Kayaking in Kachemak Bay, Alaska

  • The natural beauty and protected waters of Kachemak Bay make Homer a perfect spot for kayakers of any ability. Kayakers can launch from any of the sheltered beaches around Homer and the Homer Spit and tour to a number of bays, coves and islands. Beginners can learn on the sheltered water of the Bird Creek Reservoir or purchase a guided kayak trip including all equipment and instruction. Experienced kayakers will find a large area to explore and opportunity to camp, fish and hike at a number of kayak accessible spots.
  • Launching from the end of the Spit, kayakers can reach Gull Island, the closest land at 3.25 miles, within an hour. From this point kayakers can take advantage of the sheltered waters of Halibut Cove, Peterson Bay or China Poot Bay. Farther south kayakers will find the larger Tutka and Jackalof Bays as well as Cohen, Yukon and Hesketh Islands. All of these bays feature their own scenic and geologic characteristics.
  • While kayaking is one of the best ways to enjoy the Kachemak Bay State Park, people without local knowledge should use caution. Tide rips and boat wakes can be hazardous to less experienced kayakers and weather patterns are often unpredictable. Rips are often present at the end of the spit as well as the mouths of Halibut Cove, China Poot and Jackalof Bay. Boat wakes are very likely present around the mouth of the Homer harbor. Also, be sure to obtain weather forecasts and tide information (Homer Harbormaster and the Department of Fish and Game are two likely sources) before beginning a tour.

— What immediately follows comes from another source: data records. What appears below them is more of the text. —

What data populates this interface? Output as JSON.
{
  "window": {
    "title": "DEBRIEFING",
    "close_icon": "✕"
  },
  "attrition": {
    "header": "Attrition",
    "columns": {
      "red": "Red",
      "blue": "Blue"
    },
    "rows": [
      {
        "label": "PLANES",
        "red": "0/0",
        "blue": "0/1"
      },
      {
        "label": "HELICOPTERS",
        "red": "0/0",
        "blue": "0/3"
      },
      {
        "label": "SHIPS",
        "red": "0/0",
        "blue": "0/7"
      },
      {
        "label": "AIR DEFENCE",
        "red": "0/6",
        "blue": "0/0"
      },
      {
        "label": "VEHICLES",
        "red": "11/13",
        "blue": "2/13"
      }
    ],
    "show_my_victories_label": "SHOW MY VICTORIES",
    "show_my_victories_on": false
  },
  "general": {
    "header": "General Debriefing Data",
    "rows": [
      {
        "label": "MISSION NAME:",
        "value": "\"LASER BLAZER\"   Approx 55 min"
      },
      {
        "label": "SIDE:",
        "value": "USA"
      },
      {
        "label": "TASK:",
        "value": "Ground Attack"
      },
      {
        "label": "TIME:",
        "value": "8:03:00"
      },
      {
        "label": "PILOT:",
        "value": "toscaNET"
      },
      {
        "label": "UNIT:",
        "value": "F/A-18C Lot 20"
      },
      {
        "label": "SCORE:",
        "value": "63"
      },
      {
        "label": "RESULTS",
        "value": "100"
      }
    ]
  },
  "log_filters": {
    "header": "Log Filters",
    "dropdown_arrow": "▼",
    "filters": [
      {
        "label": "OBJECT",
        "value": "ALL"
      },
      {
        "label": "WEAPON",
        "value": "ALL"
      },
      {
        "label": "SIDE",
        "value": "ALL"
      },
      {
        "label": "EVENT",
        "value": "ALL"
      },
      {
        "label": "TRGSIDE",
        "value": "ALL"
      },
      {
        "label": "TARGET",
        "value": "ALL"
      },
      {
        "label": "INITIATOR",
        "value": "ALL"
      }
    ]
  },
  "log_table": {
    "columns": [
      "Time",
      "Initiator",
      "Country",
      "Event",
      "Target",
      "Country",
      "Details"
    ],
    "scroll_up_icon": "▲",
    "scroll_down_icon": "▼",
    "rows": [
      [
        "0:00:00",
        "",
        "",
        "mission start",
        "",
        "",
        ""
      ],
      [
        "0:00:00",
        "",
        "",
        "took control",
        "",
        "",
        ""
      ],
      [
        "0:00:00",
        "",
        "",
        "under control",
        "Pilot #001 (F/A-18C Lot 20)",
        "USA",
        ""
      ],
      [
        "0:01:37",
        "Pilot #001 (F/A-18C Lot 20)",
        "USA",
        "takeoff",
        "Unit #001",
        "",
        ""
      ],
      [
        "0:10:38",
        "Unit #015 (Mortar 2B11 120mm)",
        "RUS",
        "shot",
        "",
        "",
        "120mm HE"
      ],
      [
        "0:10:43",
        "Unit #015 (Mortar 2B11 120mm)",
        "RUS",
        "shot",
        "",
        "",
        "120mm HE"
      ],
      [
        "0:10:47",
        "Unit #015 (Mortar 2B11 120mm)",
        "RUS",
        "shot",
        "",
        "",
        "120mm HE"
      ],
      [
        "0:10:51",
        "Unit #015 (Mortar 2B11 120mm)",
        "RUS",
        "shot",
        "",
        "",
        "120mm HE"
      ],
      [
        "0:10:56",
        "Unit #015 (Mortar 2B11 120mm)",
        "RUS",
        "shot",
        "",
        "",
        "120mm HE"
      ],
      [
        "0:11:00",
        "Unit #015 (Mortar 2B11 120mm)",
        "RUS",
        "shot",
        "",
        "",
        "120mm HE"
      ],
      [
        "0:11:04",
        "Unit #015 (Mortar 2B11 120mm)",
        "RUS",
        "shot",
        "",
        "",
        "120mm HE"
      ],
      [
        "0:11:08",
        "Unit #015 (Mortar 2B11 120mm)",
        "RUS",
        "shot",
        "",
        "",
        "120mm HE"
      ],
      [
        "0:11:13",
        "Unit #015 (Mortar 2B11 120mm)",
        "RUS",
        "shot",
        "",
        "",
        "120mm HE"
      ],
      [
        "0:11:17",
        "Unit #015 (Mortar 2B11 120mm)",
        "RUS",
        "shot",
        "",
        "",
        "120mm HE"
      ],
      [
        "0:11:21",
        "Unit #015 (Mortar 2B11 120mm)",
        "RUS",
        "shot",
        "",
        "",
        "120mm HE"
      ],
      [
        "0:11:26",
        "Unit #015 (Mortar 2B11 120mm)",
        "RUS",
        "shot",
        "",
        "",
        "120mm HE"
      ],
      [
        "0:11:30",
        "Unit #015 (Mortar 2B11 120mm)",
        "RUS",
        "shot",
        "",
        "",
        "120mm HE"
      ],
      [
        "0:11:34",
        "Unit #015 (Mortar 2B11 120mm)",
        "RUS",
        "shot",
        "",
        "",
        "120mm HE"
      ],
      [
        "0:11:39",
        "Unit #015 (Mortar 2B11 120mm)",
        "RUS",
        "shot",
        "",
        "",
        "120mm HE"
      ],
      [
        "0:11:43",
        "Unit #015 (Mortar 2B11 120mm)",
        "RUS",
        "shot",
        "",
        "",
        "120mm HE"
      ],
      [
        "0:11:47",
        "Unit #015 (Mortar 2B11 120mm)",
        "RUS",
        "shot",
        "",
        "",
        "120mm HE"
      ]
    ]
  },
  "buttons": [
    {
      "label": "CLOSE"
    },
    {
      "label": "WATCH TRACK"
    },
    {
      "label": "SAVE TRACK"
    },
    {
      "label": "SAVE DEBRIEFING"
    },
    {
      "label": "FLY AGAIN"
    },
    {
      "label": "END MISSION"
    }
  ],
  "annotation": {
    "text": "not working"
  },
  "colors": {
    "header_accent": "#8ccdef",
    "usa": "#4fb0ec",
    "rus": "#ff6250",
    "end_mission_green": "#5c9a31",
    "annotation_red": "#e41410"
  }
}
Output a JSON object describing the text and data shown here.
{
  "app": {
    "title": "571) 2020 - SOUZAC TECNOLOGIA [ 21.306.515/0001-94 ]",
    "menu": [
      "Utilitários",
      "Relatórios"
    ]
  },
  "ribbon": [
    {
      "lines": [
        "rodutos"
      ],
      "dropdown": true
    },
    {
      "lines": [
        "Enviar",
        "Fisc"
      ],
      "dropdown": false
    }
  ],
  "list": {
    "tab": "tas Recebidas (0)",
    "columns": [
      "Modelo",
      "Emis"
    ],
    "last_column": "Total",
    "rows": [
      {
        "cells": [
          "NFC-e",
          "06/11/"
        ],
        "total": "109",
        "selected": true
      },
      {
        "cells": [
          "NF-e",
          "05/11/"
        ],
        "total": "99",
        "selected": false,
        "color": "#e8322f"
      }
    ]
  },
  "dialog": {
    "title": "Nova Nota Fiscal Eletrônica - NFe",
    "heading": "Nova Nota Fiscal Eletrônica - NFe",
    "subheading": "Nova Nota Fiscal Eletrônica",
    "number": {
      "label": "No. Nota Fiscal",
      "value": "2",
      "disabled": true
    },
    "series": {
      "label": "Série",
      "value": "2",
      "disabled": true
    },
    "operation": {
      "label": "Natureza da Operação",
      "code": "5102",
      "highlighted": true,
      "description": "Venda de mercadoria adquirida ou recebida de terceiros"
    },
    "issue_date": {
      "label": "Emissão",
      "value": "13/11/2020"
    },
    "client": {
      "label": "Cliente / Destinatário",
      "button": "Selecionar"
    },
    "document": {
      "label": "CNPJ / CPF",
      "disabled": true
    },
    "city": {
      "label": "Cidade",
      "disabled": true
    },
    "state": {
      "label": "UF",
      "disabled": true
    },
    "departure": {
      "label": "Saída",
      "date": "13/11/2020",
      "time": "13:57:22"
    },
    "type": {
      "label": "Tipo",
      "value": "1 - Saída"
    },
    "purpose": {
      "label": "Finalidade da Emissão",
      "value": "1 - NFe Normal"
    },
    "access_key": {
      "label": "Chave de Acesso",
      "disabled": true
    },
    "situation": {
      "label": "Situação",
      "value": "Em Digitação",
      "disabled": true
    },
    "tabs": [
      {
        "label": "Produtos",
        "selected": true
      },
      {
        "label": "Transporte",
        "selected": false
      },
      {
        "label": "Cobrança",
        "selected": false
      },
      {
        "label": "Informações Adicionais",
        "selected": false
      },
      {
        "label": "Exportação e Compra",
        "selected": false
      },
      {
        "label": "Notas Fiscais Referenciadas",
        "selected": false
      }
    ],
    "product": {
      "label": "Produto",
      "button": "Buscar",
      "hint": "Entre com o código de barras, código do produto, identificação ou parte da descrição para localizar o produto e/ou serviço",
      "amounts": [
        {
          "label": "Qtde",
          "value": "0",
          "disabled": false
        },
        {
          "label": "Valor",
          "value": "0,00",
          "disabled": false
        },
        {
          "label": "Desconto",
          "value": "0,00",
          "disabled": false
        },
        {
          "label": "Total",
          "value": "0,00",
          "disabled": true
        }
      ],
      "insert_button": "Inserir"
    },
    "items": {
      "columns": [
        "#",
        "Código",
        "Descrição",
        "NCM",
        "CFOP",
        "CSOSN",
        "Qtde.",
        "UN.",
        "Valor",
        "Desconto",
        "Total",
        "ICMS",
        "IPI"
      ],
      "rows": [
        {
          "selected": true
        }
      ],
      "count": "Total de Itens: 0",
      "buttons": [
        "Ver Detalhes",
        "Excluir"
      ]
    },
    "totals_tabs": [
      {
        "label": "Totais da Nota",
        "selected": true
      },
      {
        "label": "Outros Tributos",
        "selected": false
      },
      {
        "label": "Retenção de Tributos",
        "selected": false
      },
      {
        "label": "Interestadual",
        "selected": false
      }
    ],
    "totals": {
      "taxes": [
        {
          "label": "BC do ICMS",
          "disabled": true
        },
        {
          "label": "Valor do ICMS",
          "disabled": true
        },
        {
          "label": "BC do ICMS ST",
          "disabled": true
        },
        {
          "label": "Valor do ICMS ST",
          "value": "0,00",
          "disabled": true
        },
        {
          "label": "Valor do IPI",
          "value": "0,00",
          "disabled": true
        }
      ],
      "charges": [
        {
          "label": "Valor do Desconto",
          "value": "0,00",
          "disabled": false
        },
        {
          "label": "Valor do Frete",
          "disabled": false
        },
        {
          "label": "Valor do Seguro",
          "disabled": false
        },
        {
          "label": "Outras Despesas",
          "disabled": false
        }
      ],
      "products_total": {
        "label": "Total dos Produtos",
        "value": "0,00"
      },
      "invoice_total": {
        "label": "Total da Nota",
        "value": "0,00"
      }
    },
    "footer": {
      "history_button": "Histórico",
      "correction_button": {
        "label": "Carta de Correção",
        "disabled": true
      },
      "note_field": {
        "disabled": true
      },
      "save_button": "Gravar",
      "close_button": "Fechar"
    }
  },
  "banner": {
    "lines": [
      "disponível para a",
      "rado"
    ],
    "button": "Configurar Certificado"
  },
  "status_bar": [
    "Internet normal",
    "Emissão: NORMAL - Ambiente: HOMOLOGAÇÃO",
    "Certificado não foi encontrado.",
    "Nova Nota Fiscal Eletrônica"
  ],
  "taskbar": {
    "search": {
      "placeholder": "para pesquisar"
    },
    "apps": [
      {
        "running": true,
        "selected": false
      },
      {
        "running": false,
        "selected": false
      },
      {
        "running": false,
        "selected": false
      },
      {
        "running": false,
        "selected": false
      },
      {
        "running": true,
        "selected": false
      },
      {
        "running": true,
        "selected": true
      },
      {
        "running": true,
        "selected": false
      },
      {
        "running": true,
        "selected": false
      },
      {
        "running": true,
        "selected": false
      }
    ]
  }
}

  • Following are a few trip ideas for kayakers new to the Homer area:

    A common day trip route that includes a variety of scenery begins at the Homer Spit, passes Gull Island and continues through Peterson and China Poot Bays. By beginning in the morning, kayakers will have ample time to eat lunch and explore across the bay, returning in the afternoon. Kayakers first aim for Gull Island and can stop to observe the large variety of nesting birds. Heading into Peterson Bay, kayakers will find beaches and forested scenery. In the southeast corner of Peterson Bay the land narrows and at high tide forms a waterway into China Poot Bay. Kayakers can take advantage of this passage and continue their journey in China Poot Lagoon. The shallow waters of the lagoon entrance give kayakers a chance to examine bottom-dwelling sealife while a variety of rock formations and waterfalls accent the scenery. For the most enjoyable trip kayakers should plan with the tide. Choosing the right time of day will allow you to ride the flood into Peterson, cross at high tide and ride the ebb out of China Poot.
  • Kayakers can also pack their tents and base their exploration from a number of campsites around the bay. Overnighters can take advantage of the Kachemak Bay State Park hiking trails (see hiking section) originating in the Halibut Cove area or journey south to Eldred Passage and its surrounding bays.
  • One excellent campsite in the northern portion of the bay is situated in Rusty's Lagoon just outside Halibut Cove. The campsite is in a secluded spot with access to the park trail system and beach fishing. This is also a perfect base for kayaking around Halibut Cove, Glacier Spit and the Grewingk Glacier drainage lake.
  • Southward, five miles from the spit, is Cohen Island and the entrance to Eldred Passage. This group of three islands which also includes Yukon and Hesketh, is a prime spot for viewing otters, sea lions and seals. The north portion of Yukon Island also has a number of caves and tunnels which can be negotiated and explored at high tide. Sadie Cove, Tutka and Jackalof Bays are all worth exploring and camping spots can be found along the beaches of the bays. Tutka Lagoon is also recommended spot to visit as it has a pink salmon hatchery and a maintained camping site.
  • Kayakers should bring their cameras to capture the sights and wildlife. Many animals and birds call Kachemak Bay home and a kayak offers a perfect platform for close viewing. A variety of whales may also be seen swimming through the bay, affording the lucky kayaker a chance to capture them on film. This, coupled with the beautiful scenery and expansive area, makes Kachemak Bay a perfect spot for a kayak adventure.